June 20, 2023
Midland Radio's GMRS repeater helped outdoor adventurers at a camping and overlanding trip stay safe as storms unexpectedly rolled in.
Darren Carden, the event organizer shared his experience of leveling up communication with the help of the GMRS repeater.
The Southeast Overland Camping event took place in East Tennessee outside the Brushy Mountain State Prison.
This was the second annual event and there were a total of 293 rigs in attendance.
The event included camping, trail rides, education courses, a raffle and more. There were 11 educational courses offered included radio communications, tire repair on the trail, traction control devices, and more.
“I want people to be able to do this safely, learn to do this safely with our training classes, and meet people they can travel with," Carden said.
For him, seeing people come together was the highlight of the event.
“It was everyone coming together as a community. It really came together as a true camping and overland family. When I saw the community come together, that was my favorite part of the whole weekend," he said.
The raffle benefit Tread Lightly!, Southern Four Wheel Drive, and a local animal shelter.
As Midland Radio was a title sponsor of the event and sponsor of all trail rides, two-way radio communication was a major focus of the event.
Through its sponsorship, Midland Radio donated handheld two-way radios for staff, an MXT500 MicroMobile® Two-Way Radio for the raffle, MXT115 MicroMobile® Two-Way Radiosfor demos on trail rides and radio communication courses, and MR10VP Midland GMRS Repeater Bundle for extended communication.
“Everyone that checked in, we let them know we were going to do our main event announcements through GMRS channel 13. It was nice because we didn’t have to get on a loud speaker, interrupting people. Every single announcement was made over two-way radios.”
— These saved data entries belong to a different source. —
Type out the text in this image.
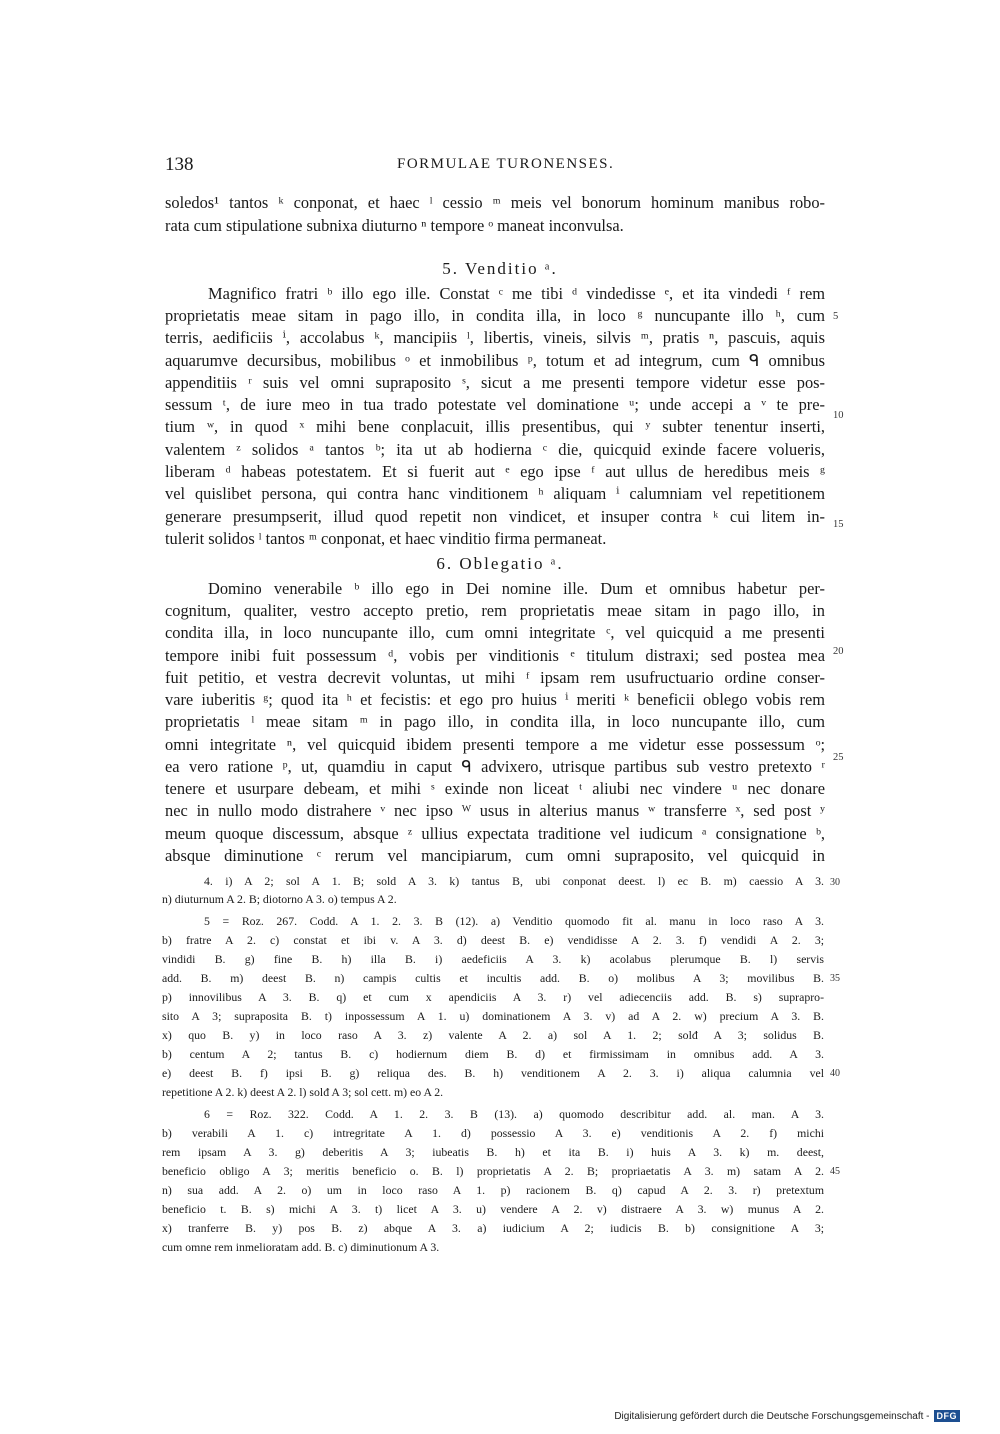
138	FORMULAE TURONENSES.
soledos¹ tantos ᵏ conponat, et haec ˡ cessio ᵐ meis vel bonorum hominum manibus robo-
rata cum stipulatione subnixa diuturno ⁿ tempore ᵒ maneat inconvulsa.
5. Venditio ᵃ.
Magnifico fratri ᵇ illo ego ille. Constat ᶜ me tibi ᵈ vindedisse ᵉ, et ita vindedi ᶠ rem
proprietatis meae sitam in pago illo, in condita illa, in loco ᵍ nuncupante illo ʰ, cum
terris, aedificiis ⁱ, accolabus ᵏ, mancipiis ˡ, libertis, vineis, silvis ᵐ, pratis ⁿ, pascuis, aquis
aquarumve decursibus, mobilibus ᵒ et inmobilibus ᵖ, totum et ad integrum, cum ᑫ omnibus
appenditiis ʳ suis vel omni supraposito ˢ, sicut a me presenti tempore videtur esse pos-
sessum ᵗ, de iure meo in tua trado potestate vel dominatione ᵘ; unde accepi a ᵛ te pre-
tium ʷ, in quod ˣ mihi bene conplacuit, illis presentibus, qui ʸ subter tenentur inserti,
valentem ᶻ solidos ᵃ tantos ᵇ; ita ut ab hodierna ᶜ die, quicquid exinde facere volueris,
liberam ᵈ habeas potestatem. Et si fuerit aut ᵉ ego ipse ᶠ aut ullus de heredibus meis ᵍ
vel quislibet persona, qui contra hanc vinditionem ʰ aliquam ⁱ calumniam vel repetitionem
generare presumpserit, illud quod repetit non vindicet, et insuper contra ᵏ cui litem in-
tulerit solidos ˡ tantos ᵐ conponat, et haec vinditio firma permaneat.
6. Oblegatio ᵃ.
Domino venerabile ᵇ illo ego in Dei nomine ille. Dum et omnibus habetur per-
cognitum, qualiter, vestro accepto pretio, rem proprietatis meae sitam in pago illo, in
condita illa, in loco nuncupante illo, cum omni integritate ᶜ, vel quicquid a me presenti
tempore inibi fuit possessum ᵈ, vobis per vinditionis ᵉ titulum distraxi; sed postea mea
fuit petitio, et vestra decrevit voluntas, ut mihi ᶠ ipsam rem usufructuario ordine conser-
vare iuberitis ᵍ; quod ita ʰ et fecistis: et ego pro huius ⁱ meriti ᵏ beneficii oblego vobis rem
proprietatis ˡ meae sitam ᵐ in pago illo, in condita illa, in loco nuncupante illo, cum
omni integritate ⁿ, vel quicquid ibidem presenti tempore a me videtur esse possessum ᵒ;
ea vero ratione ᵖ, ut, quamdiu in caput ᑫ advixero, utrisque partibus sub vestro pretexto ʳ
tenere et usurpare debeam, et mihi ˢ exinde non liceat ᵗ aliubi nec vindere ᵘ nec donare
nec in nullo modo distrahere ᵛ nec ipso ᵂ usus in alterius manus ʷ transferre ˣ, sed post ʸ
meum quoque discessum, absque ᶻ ullius expectata traditione vel iudicum ᵃ consignatione ᵇ,
absque diminutione ᶜ rerum vel mancipiarum, cum omni supraposito, vel quicquid in
5
10
15
20
25
4. i) A 2; sol A 1. B; sold A 3. k) tantus B, ubi conponat deest. l) ec B. m) caessio A 3.
n) diuturnum A 2. B; diotorno A 3. o) tempus A 2.
5 = Roz. 267. Codd. A 1. 2. 3. B (12). a) Venditio quomodo fit al. manu in loco raso A 3.
b) fratre A 2. c) constat et ibi v. A 3. d) deest B. e) vendidisse A 2. 3. f) vendidi A 2. 3;
vindidi B. g) fine B. h) illa B. i) aedeficiis A 3. k) acolabus plerumque B. l) servis
add. B. m) deest B. n) campis cultis et incultis add. B. o) molibus A 3; movilibus B.
p) innovilibus A 3. B. q) et cum x apendiciis A 3. r) vel adiecenciis add. B. s) suprapro-
sito A 3; supraposita B. t) inpossessum A 1. u) dominationem A 3. v) ad A 2. w) precium A 3. B.
x) quo B. y) in loco raso A 3. z) valente A 2. a) sol A 1. 2; solđ A 3; solidus B.
b) centum A 2; tantus B. c) hodiernum diem B. d) et firmissimam in omnibus add. A 3.
e) deest B. f) ipsi B. g) reliqua des. B. h) venditionem A 2. 3. i) aliqua calumnia vel
repetitione A 2. k) deest A 2. l) solđ A 3; sol cett. m) eo A 2.
6 = Roz. 322. Codd. A 1. 2. 3. B (13). a) quomodo describitur add. al. man. A 3.
b) verabili A 1. c) intregritate A 1. d) possessio A 3. e) venditionis A 2. f) michi
rem ipsam A 3. g) deberitis A 3; iubeatis B. h) et ita B. i) huis A 3. k) m. deest,
beneficio obligo A 3; meritis beneficio o. B. l) proprietatis A 2. B; propriaetatis A 3. m) satam A 2.
n) sua add. A 2. o) um in loco raso A 1. p) racionem B. q) capud A 2. 3. r) pretextum
beneficio t. B. s) michi A 3. t) licet A 3. u) vendere A 2. v) distraere A 3. w) munus A 2.
x) tranferre B. y) pos B. z) abque A 3. a) iudicium A 2; iudicis B. b) consignitione A 3;
cum omne rem inmelioratam add. B. c) diminutionum A 3.
30
35
40
45
Digitalisierung gefördert durch die Deutsche Forschungsgemeinschaft - DFG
While GMRS two-way radios weren't required for the event this year, that won't necessarily be the case next year.
"We will most likely make it required for everything next year because it was so great to make those announcements over the radios.”
Carden said his staff having handhelds with them at every turn made a difference in their ability to keep the event smooth.
“No matter where I was- in the vendor area, the campsite, at the drivers’ meetings, I could use my handhelds and it was an easy way to reach everyone."
The Southern Four Wheel Drive Association hosted the radio communications class.
“People absolutely loved that class. I think there was about 35 people sitting in on that class. Southern really focuses on GMRS and they all use Midland as well. He made sure to talk about the repeater and how we were using it at the event. A lot of people were impressed with the repeater’s capability after Saturday’s monstrosity.”
Unfortunately, the event was hit with unexpected storms.
“Friday was absolutely great and there were a bunch of people that headed out on the trails. We were aware that a storm was coming in Friday night and that it should pass by Saturday morning. The storms Friday night were absolutely crazy. One county over, there was a tornado. The tornado sirens went off where we were at 4:30 in the morning.”
Things were looking up...temporarily Saturday.
“Saturday morning everyone was very excited that we made it through the storms. We had 60 rigs take off for trail rides. About two hours into trail rides, we had a constant wind of about 50 miles per hour with gusts somewhere around 80.”
With the help of Midland's GMRS repeater, Carden was able to reach the trail leaders who were deep in the trails.
“We tried to get ahold of the trail leaders without the use of the repeater, but because they were so far into the ride and there were obstacles, it just was full of static. When we moved to the repeater channel it was great communication and got them to head back.”
Ultimately, he knows getting attendees and trail guides to safety wouldn't have been easy without the reliability of the Midland GMRS repeater.
"I can’t rave more about being able to get ahold of our trail leaders with the use of the repeater. It wouldn’t have been possible to get them back to camp since there is no cellphone service," Carden said.
And even upon returning to camp, the GMRS repeater and two-way radios helped everyone navigate the nasty weather.
“The radios were important to safety. People could use the radios if they needed help with anything. This was a priority for us and without the radios, I’m not sure it would have been possible.”